The year 2022 in computational biology was largely marked by two main advancements:
1. A range of rapid developments on the theme of protein structure prediction (started by DeepMind’s AlphaFold)
2. Spillover of recent progress in natural language processing (NLP), such as transformer models, into the world of biological sequences
In this blog we are going to take these recent advances as the basis for our guessing on the coffee grounds what the year 2023 might bring for computational biology in general and in silico drug discovery in particular.
It is a truth universally acknowledged that DeepMind’s AlphaFold model for structure prediction has opened a new era in Biology. On the one hand, we now have high quality structural models for over 200 million proteins and multiple proteomes. On the other, the openly released AlphaFold model serves as an important source of inspiration for other structure prediction tools (see https://github.com/biolists/folding_tools for a nice human curated list of folding predictors).
One can identify already several trends set by these newer tools:
· The limit in speed and scalability of structure prediction has not been reached yet. Some of the newer tools are several orders of magnitude faster than AlphaFold without sacrificing the accuracy of the predicted protein models. Importantly, scalability is of primary importance if one wants to structurally enrich larger datasets, such as datasets of immune repertoires.
· We also observe that many of the newer structure prediction tools are dropping the computationally and time-expensive steps of multiple sequence alignment (MSA) optimization, which has a direct impact on scalability. To compensate for the information lost by this decision, diverse groups often utilize protein encoding coming from different language models (more on that follows below).
· Specialized structure prediction models – such as those trained on structures of antibodies, or those based on antibody language models – outperform original AlphaFold in their specialized subdomain. For example, several tools have been optimized for predicting the structure of CDR3 loops (IgFold, EquiFold, ABLooper, to name a few), though the obtained progress has been somewhat limited, and it seems that the accuracy of such tools has nearly converged.

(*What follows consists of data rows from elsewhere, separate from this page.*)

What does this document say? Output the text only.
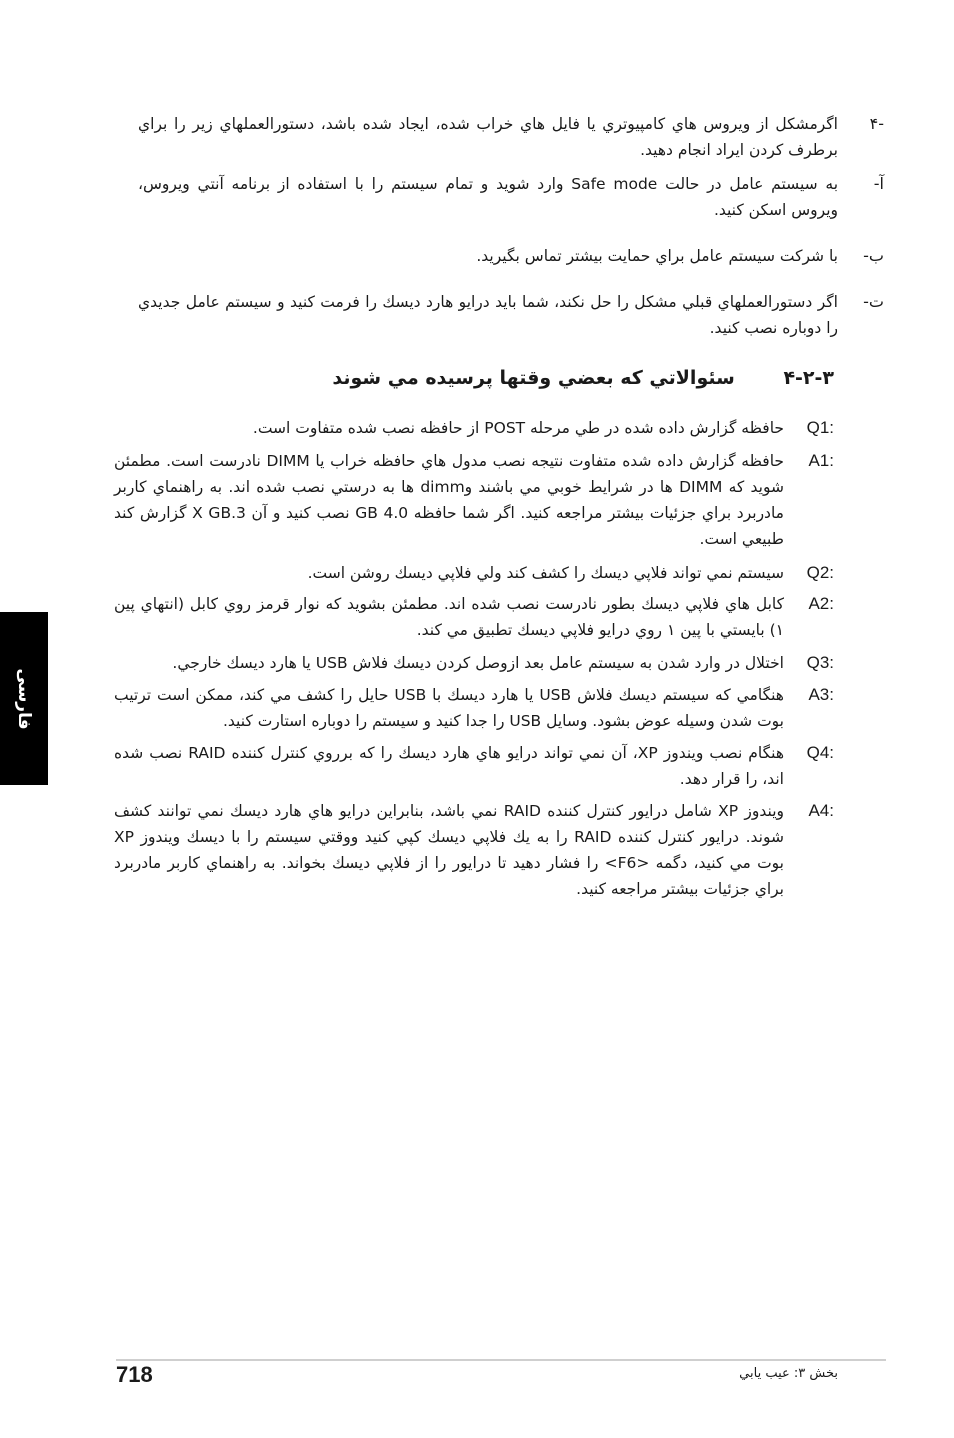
-۴
اگرمشكل از ويروس هاي كامپيوتري يا فايل هاي خراب شده، ايجاد شده باشد، دستورالعملهاي زير را براي برطرف كردن ايراد انجام دهيد.
آ-
به سيستم عامل در حالت Safe mode وارد شويد و تمام سيستم را با استفاده از برنامه آنتي ويروس، ويروس اسكن كنيد.
ب-
با شركت سيستم عامل براي حمايت بيشتر تماس بگيريد.
ت-
اگر دستورالعملهاي قبلي مشكل را حل نكند، شما بايد درايو هارد ديسك را فرمت كنيد و سيستم عامل جديدي را دوباره نصب كنيد.
۴-۲-۳ سئوالاتي كه بعضي وقتها پرسيده مي شوند
Q1:
حافظه گزارش داده شده در طي مرحله POST از حافظه نصب شده متفاوت است.
A1:
حافظه گزارش داده شده متفاوت نتيجه نصب مدول هاي حافظه خراب يا DIMM نادرست است. مطمئن شويد كه DIMM ها در شرايط خوبي مي باشند وdimm ها به درستي نصب شده اند. به راهنماي كاربر مادربرد براي جزئيات بيشتر مراجعه كنيد. اگر شما حافظه 4.0 GB نصب كنيد و آن 3.X GB گزارش كند طبيعي است.
Q2:
سيستم نمي تواند فلاپي ديسك را كشف كند ولي فلاپي ديسك روشن است.
A2:
كابل هاي فلاپي ديسك بطور نادرست نصب شده اند. مطمئن بشويد كه نوار قرمز روي كابل (انتهاي پين ۱) بايستي با پين ۱ روي درايو فلاپي ديسك تطبيق مي كند.
Q3:
اختلال در وارد شدن به سيستم عامل بعد ازوصل كردن ديسك فلاش USB يا هارد ديسك خارجي.
A3:
هنگامي كه سيستم ديسك فلاش USB يا هارد ديسك با USB حايل را كشف مي كند، ممكن است ترتيب بوت شدن وسيله عوض بشود. وسايل USB را جدا كنيد و سيستم را دوباره استارت كنيد.
Q4:
هنگام نصب ويندوز XP، آن نمي تواند درايو هاي هارد ديسك را كه برروي كنترل كننده RAID نصب شده اند، را قرار دهد.
A4:
ويندوز XP شامل درايور كنترل كننده RAID نمي باشد، بنابراين درايو هاي هارد ديسك نمي توانند كشف شوند. درايور كنترل كننده RAID را به يك فلاپي ديسك كپي كنيد ووقتي سيستم را با ديسك ويندوز XP بوت مي كنيد، دگمه <F6> را فشار دهيد تا درايور را از فلاپي ديسك بخواند. به راهنماي كاربر مادربرد براي جزئيات بيشتر مراجعه كنيد.
فارسی
718	بخش ۳: عيب يابي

We believe that in 2023, protein structure prediction will become even faster and more specialized, though it remains to be seen whether any notable progress in prediction accuracy can be achieved.
AlphaFold and friends have produced by now a number of hugely interesting structural databases. One immediate way to make these databases directly actionable is to make them searchable. The state-of-the-art solution for structural similarity search which has emerged in 2022 is FoldSeek. Available both as a server and as a standalone tool, FoldSeek is sensitive and very fast, and opens new points of view on many applications, such as remote homology search.
We are confident that in the coming year, increasingly large databases of predicted structures of antibodies will become available. In combination with sensitive structural search capabilities, this will provide previously unseen potential for in silico drug discovery projects, such as humanization efforts or finding biosimilar drugs.
Language models for proteins in general and antibodies in particular
Cheap and easy availability of structural models for a wide variety of proteins has changed the way we think and talk about proteins already. If before the AlphaFold moment most proteins were primarily defined by their amino acid sequence, today structural representation is usually favored, since it is usually more informative. However, there is a new syntaxis which has been becoming increasingly important and widely applied – language models for proteins have supplied new representations for proteins, usually in the form of vectors in some high-dimensional space. It turned out that such vectors can carry interesting information about a protein’s function, structure, and other features (visit https://embed.protein.properties to get a glimpse at the power of such representation). These vectors are already finding their way into traditional databases such as Swiss-Prot. Though interpretation of such vectorial representations typically is somewhat obscure, being simple numeric objects, they do provide extremely convenient features for many downstream tasks.
In 2023 we will continue getting used to the fact that a protein, as an entity, can have multiple representations useful in different contexts. Sequence, structure, vector, and different combinations thereof have become parts of our new metalanguage describing proteins and antibodies. We expect that language models will keep being finetuned for many new prediction tasks. However, there is hardly any reason to stop here, and we predict that in the coming year, new useful modalities to represent proteins will be discovered and put to use.
We cannot resist mentioning another topic, which might be less populated at the moment, but which has enormous potential. Protein generative models based on diffusion rely upon the same principles as OpenAI’s text-to-image system (check out DALL·E 2 if you have been living under a stone). These new generative models promise to design proteins with prescribed shape, symmetries, and other properties. We believe that models of this sort as well as methods for sequence-structure co-design will gain in popularity and usage next year. The future is very curious indeed!